Key Laboratory of Bio-Resource and Eco-Environment of Ministry of Education, College of Life Sciences, Sichuan University, Chengdu 610065, China.
Department of Statistics and Institute of Bioinformatics, University of Georgia, Athens, GA 30602, USA.
Syst Biol. 2022 Oct 12;71(6):1348-1361. doi: 10.1093/sysbio/syac040.
Whole-genome duplication (WGD) occurs broadly and repeatedly across the history of eukaryotes and is recognized as a prominent evolutionary force, especially in plants. Immediately following WGD, most genes are present in two copies as paralogs. Due to this redundancy, one copy of a paralog pair commonly undergoes pseudogenization and is eventually lost. When speciation occurs shortly after WGD; however, differential loss of paralogs may lead to spurious phylogenetic inference resulting from the inclusion of pseudoorthologs-paralogous genes mistakenly identified as orthologs because they are present in single copies within each sampled species. The influence and impact of including pseudoorthologs versus true orthologs as a result of gene extinction (or incomplete laboratory sampling) are only recently gaining empirical attention in the phylogenomics community. Moreover, few studies have yet to investigate this phenomenon in an explicit coalescent framework. Here, using mathematical models, numerous simulated data sets, and two newly assembled empirical data sets, we assess the effect of pseudoorthologs on species tree estimation under varying degrees of incomplete lineage sorting (ILS) and differential gene loss scenarios following WGD. When gene loss occurs along the terminal branches of the species tree, alignment-based (BPP) and gene-tree-based (ASTRAL, MP-EST, and STAR) coalescent methods are adversely affected as the degree of ILS increases. This can be greatly improved by sampling a sufficiently large number of genes. Under the same circumstances, however, concatenation methods consistently estimate incorrect species trees as the number of genes increases. Additionally, pseudoorthologs can greatly mislead species tree inference when gene loss occurs along the internal branches of the species tree. Here, both coalescent and concatenation methods yield inconsistent results. These results underscore the importance of understanding the influence of pseudoorthologs in the phylogenomics era. [Coalescent method; concatenation method; incomplete lineage sorting; pseudoorthologs; single-copy gene; whole-genome duplication.].

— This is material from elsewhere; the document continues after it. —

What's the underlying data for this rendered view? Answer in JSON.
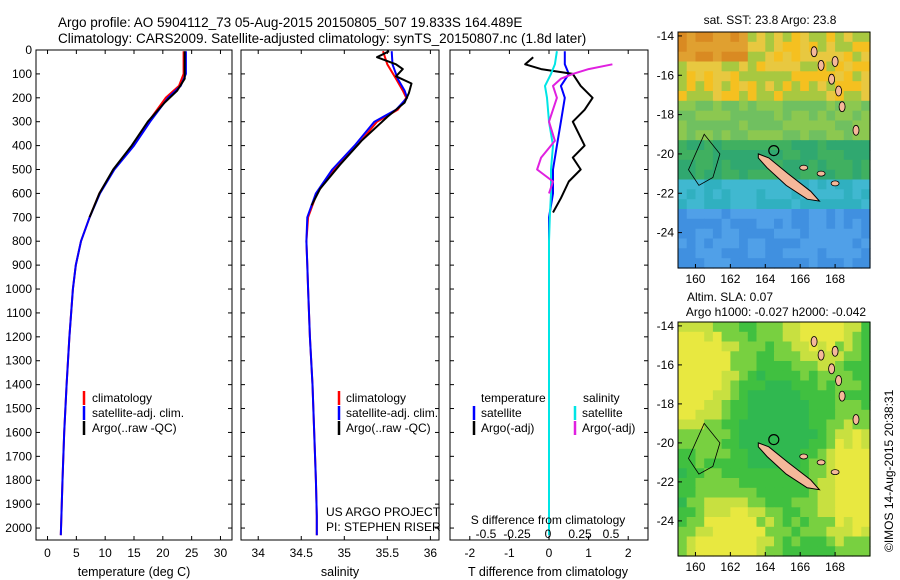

全基因组复制(WGD)在真核生物的历史中广泛而反复地发生,被认为是一种主要的进化力量,特别是在植物中。WGD 后,大多数基因以两个拷贝的形式存在,作为旁系同源物。由于这种冗余性,一个旁系同源物对的一个拷贝通常会经历假基因化并最终丢失。然而,如果 WGD 后不久发生物种形成,旁系同源物的差异丢失可能导致虚假的系统发育推断,这是由于包含假同源物(由于它们在每个采样物种中仅以单拷贝形式存在而被错误识别为同源物的旁系同源基因)造成的。由于基因灭绝(或不完全的实验室采样)而包括假同源物与真正的同源物的影响和作用,在系统基因组学领域最近才得到实证关注。此外,很少有研究在明确的合并框架中研究这种现象。在这里,我们使用数学模型、大量模拟数据集和两个新组装的经验数据集,评估了在不同程度的不完全谱系分选(ILS)和 WGD 后差异基因丢失情况下,假同源物对物种树估计的影响。当基因丢失沿着物种树的末端分支发生时,基于比对(BPP)和基于基因树(ASTRAL、MP-EST 和 STAR)的合并方法会随着 ILS 程度的增加而受到不利影响。通过足够大数量的基因采样,可以大大改善这种情况。然而,在相同的情况下,当基因丢失沿着物种树的内部分支发生时,连接方法始终会估计出错误的物种树。此外,当基因丢失沿着物种树的内部分支发生时,假同源物会极大地误导物种树推断。在这里,合并和连接方法都产生了不一致的结果。这些结果强调了在系统基因组学时代理解假同源物影响的重要性。